A lot of people think bootstrapping is about not raising money. To me, bootstrapping is about finding a business model that you can execute, within your means. Period.
What that means is, well, for developers, it's like, I can code that. But just because you can code it doesn't mean you can sell it. It doesn't mean you know the right people. I could probably develop software for the Boeing 747. But I'm not going to knock on Boeing's door and some guy's going to buy it from me. So I could spend a lot of energy on it, but odds are, I'm not going to be able to sell it. But some guy who used to work for Boeing, who's their ex-chief engineer, could probably sell it in 10 minutes.
So find something that fits your ability to create it, sell it, maintain it, promote it. That's where funding can come in. Sometimes blind luck works, but you have to find the right team and make sure your product is the right fit.
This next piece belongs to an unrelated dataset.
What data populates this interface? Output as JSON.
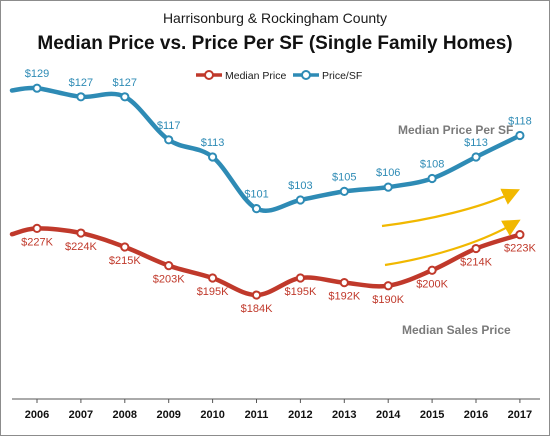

In a bootstrap, the most important part is, you have to make some money on it. So make sure you have a viable product, and it's selling. Then, raise money to scale it.
What advice do you have for other entrepreneurs and startups?
Launch your product to your customers, not your friends. Friends are great, but you should be more interested in marketing to actual customers than getting feedback about how cool your project is.
And make a profit from your first customer. A lot of people think, we're going to make money eventually. If you spend a dollar, and you make two, your odds are much better than if its the other way around. Make it a clear, simple monetization model.
Look at apps, they do one thing. And they'll charge you 99 cents to get it. Mobile devices are just connections to the Internet and apps are just a clean way of selling little snippets of functionality.
I think websites are going to go down that route too. They're going to learn something from the mobile space. Instead of building a website that does a million things under the sun, build a website that does one thing and charge people 99 cents for it. There are so many websites, that you really can't count on people repeatedly coming back to your website in order for you to make money from advertising.
So when you're picking a model, pick something that you can charge for right away and set the expectation that you're going to charge for it. The great thing about that is, you're going to be able to tell right away if people are interested in your product. If someone's not willing to pay $10, charge $5. If not $5, charge $1. If you can't sell it for 10 cents, stop selling it.